Lantas bagaimana kalau hasilnya tidak bagus? haruskah disesalkan, marah, tendang tempat sampah atau ekspresi kekesalan lainnya? mungkin seru juga sih untuk menghilangkan stres sejenak. Apakah cara belajar yang salah, waktu belajar yang kurang atau menguruk soal yang sangat susah?
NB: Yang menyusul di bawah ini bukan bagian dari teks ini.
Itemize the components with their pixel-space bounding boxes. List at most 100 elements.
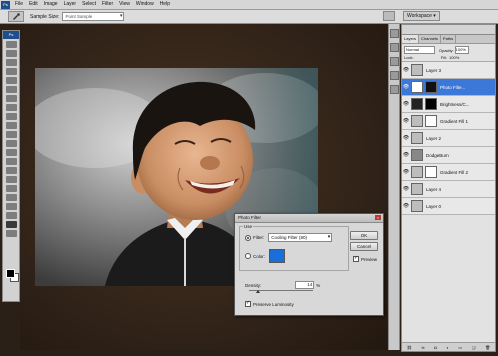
layer-style-icon[interactable]: fx — [422, 345, 425, 350]
sample-size-label: Sample Size: — [30, 13, 60, 20]
quick-select-tool-icon[interactable] — [5, 68, 17, 75]
density-slider-handle[interactable] — [255, 290, 260, 293]
visibility-eye-icon[interactable]: 👁 — [402, 152, 410, 158]
tool-preset-picker[interactable] — [8, 11, 24, 22]
eraser-tool-icon[interactable] — [5, 131, 17, 138]
menu-window[interactable]: Window — [133, 0, 157, 9]
adjustments-panel-icon[interactable] — [389, 85, 399, 94]
layer-name: Layer 2 — [426, 135, 442, 141]
color-swatch[interactable] — [269, 249, 286, 263]
workspace-button[interactable]: Workspace ▾ — [403, 11, 440, 21]
layer-thumbnail — [411, 166, 423, 178]
healing-tool-icon[interactable] — [5, 95, 17, 102]
lasso-tool-icon[interactable] — [5, 59, 17, 66]
swatches-panel-icon[interactable] — [389, 71, 399, 80]
density-slider[interactable] — [249, 290, 313, 293]
opacity-field[interactable]: 100% — [454, 46, 469, 54]
clone-stamp-tool-icon[interactable] — [5, 113, 17, 120]
filter-row: Filter: Cooling Filter (80) — [245, 233, 333, 242]
layer-row[interactable]: 👁 Layer 2 — [402, 130, 495, 147]
new-group-icon[interactable]: ▭ — [458, 345, 462, 350]
menu-select[interactable]: Select — [79, 0, 99, 9]
hand-tool-icon[interactable] — [5, 221, 17, 228]
layer-row[interactable]: 👁 Photo Filte... — [402, 79, 495, 96]
foreground-color-swatch[interactable] — [6, 269, 15, 278]
layer-mask-thumbnail[interactable] — [425, 115, 437, 127]
brush-tool-icon[interactable] — [5, 104, 17, 111]
menu-edit[interactable]: Edit — [26, 0, 41, 9]
workspace-icon[interactable] — [383, 11, 395, 21]
density-unit: % — [316, 282, 321, 288]
dialog-titlebar[interactable]: Photo Filter × — [235, 214, 383, 223]
visibility-eye-icon[interactable]: 👁 — [402, 101, 410, 107]
ok-button[interactable]: OK — [350, 231, 378, 240]
layer-row[interactable]: 👁 Gradient Fill 2 — [402, 164, 495, 181]
visibility-eye-icon[interactable]: 👁 — [402, 135, 410, 141]
delete-layer-icon[interactable]: 🗑 — [485, 345, 490, 350]
3d-orbit-tool-icon[interactable] — [5, 212, 17, 219]
tab-layers[interactable]: Layers — [402, 35, 420, 43]
visibility-eye-icon[interactable]: 👁 — [402, 186, 410, 192]
visibility-eye-icon[interactable]: 👁 — [402, 84, 410, 90]
sample-size-select[interactable]: Point Sample — [62, 12, 125, 21]
layer-mask-thumbnail[interactable] — [425, 98, 437, 110]
fill-field[interactable]: 100% — [449, 55, 459, 60]
layer-row[interactable]: 👁 Layer 0 — [402, 198, 495, 215]
link-layers-icon[interactable]: ⛓ — [407, 345, 412, 350]
layer-mask-thumbnail[interactable] — [425, 166, 437, 178]
visibility-eye-icon[interactable]: 👁 — [402, 203, 410, 209]
zoom-tool-icon[interactable] — [5, 230, 17, 237]
visibility-eye-icon[interactable]: 👁 — [402, 169, 410, 175]
dodge-tool-icon[interactable] — [5, 158, 17, 165]
color-panel-icon[interactable] — [389, 57, 399, 66]
move-tool-icon[interactable] — [5, 41, 17, 48]
blur-tool-icon[interactable] — [5, 149, 17, 156]
menu-layer[interactable]: Layer — [61, 0, 80, 9]
marquee-tool-icon[interactable] — [5, 50, 17, 57]
visibility-eye-icon[interactable]: 👁 — [402, 118, 410, 124]
path-select-tool-icon[interactable] — [5, 185, 17, 192]
color-radio[interactable] — [245, 253, 251, 259]
menu-file[interactable]: File — [12, 0, 26, 9]
tab-channels[interactable]: Channels — [419, 35, 441, 43]
filter-radio[interactable] — [245, 234, 251, 241]
eyedropper-tool-icon[interactable] — [5, 86, 17, 93]
crop-tool-icon[interactable] — [5, 77, 17, 84]
preserve-luminosity-checkbox[interactable] — [245, 300, 251, 307]
tab-paths[interactable]: Paths — [441, 35, 457, 43]
pen-tool-icon[interactable] — [5, 167, 17, 174]
photo-filter-dialog: Photo Filter × Use Filter: Cooling Filte… — [234, 213, 384, 316]
layer-row[interactable]: 👁 Layer 3 — [402, 62, 495, 79]
visibility-eye-icon[interactable]: 👁 — [402, 67, 410, 73]
close-icon[interactable]: × — [375, 215, 381, 220]
3d-rotate-tool-icon[interactable] — [5, 203, 17, 210]
history-brush-tool-icon[interactable] — [5, 122, 17, 129]
layer-row[interactable]: 👁 Brightness/C... — [402, 96, 495, 113]
density-field[interactable]: 14 — [295, 281, 315, 289]
lock-label: Lock: — [404, 55, 414, 60]
layer-row[interactable]: 👁 Gradient Fill 1 — [402, 113, 495, 130]
preview-checkbox[interactable] — [352, 255, 359, 262]
shape-tool-icon[interactable] — [5, 194, 17, 201]
layer-mask-thumbnail[interactable] — [425, 81, 437, 93]
color-label: Color: — [253, 253, 266, 259]
history-panel-icon[interactable] — [389, 29, 399, 38]
layer-row[interactable]: 👁 DodgeBurn — [402, 147, 495, 164]
gradient-tool-icon[interactable] — [5, 140, 17, 147]
new-layer-icon[interactable]: ❏ — [472, 345, 476, 350]
add-mask-icon[interactable]: ◘ — [434, 345, 436, 350]
preview-row: Preview — [352, 255, 377, 262]
menu-help[interactable]: Help — [157, 0, 173, 9]
menu-image[interactable]: Image — [41, 0, 61, 9]
menu-view[interactable]: View — [116, 0, 133, 9]
cancel-button[interactable]: Cancel — [350, 242, 378, 251]
layer-thumbnail — [411, 98, 423, 110]
actions-panel-icon[interactable] — [389, 43, 399, 52]
type-tool-icon[interactable] — [5, 176, 17, 183]
filter-select[interactable]: Cooling Filter (80) — [268, 233, 333, 242]
layer-list: 👁 Layer 3 👁 Photo Filte... 👁 Brightness/C... 👁… — [402, 62, 495, 215]
adjustment-layer-icon[interactable]: ◐ — [446, 345, 448, 350]
blend-mode-select[interactable]: Normal — [404, 46, 435, 54]
menu-filter[interactable]: Filter — [99, 0, 116, 9]
layer-row[interactable]: 👁 Layer 4 — [402, 181, 495, 198]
Sya melihat, langkah yang harus saya ambil itu introspeksi diri, cara belajar yang salah, waktu belajar yang kurang atau bahkan karena saya sendri tidak memberikan feel dalam belajar itu?Namun sebelum membahas itu dan melakukan perubahan, ukur dulu seberapa besar tingkat kepuasan dalam belajar.

Puas tidak puasnya dalam belajar itu diukur dari hasil atau tidak? Soal itu atau suatu masalah datangnya bukan dari kita, tapi dari sang pembuat. Jadi kalau misalkan kita belajar dengan taraf  A-D (tingkat kesulitan), namun yang muncul mempunyai taraf A-G (lebih tinggi tingkat kesulitan), apa yang bisa diambil? TIngkat kesulitan soal berbeda dengan tingkat hasil belajar kita. Lalu pantaskah kalau menyalahkan soal yang susah, keknya ga bijak deh. Yah memang harus disadari kalau belajarnya kurang dan memang hasil ujian tidak bisa dijadikan ukuran kepuasan dalam belajar. Jadi tingkat kepuasan belajar itu bukan ditentukan oleh berapa hasil yang diperoleh, namun seberapa besar tingkat proses yang sudah bisa dicapai dengan hasil belajar itu. Jalan satu – satunya tingkatkan jam terbang belajar karena semakin banyak belajar harusnya makin banyak yang didapatkan.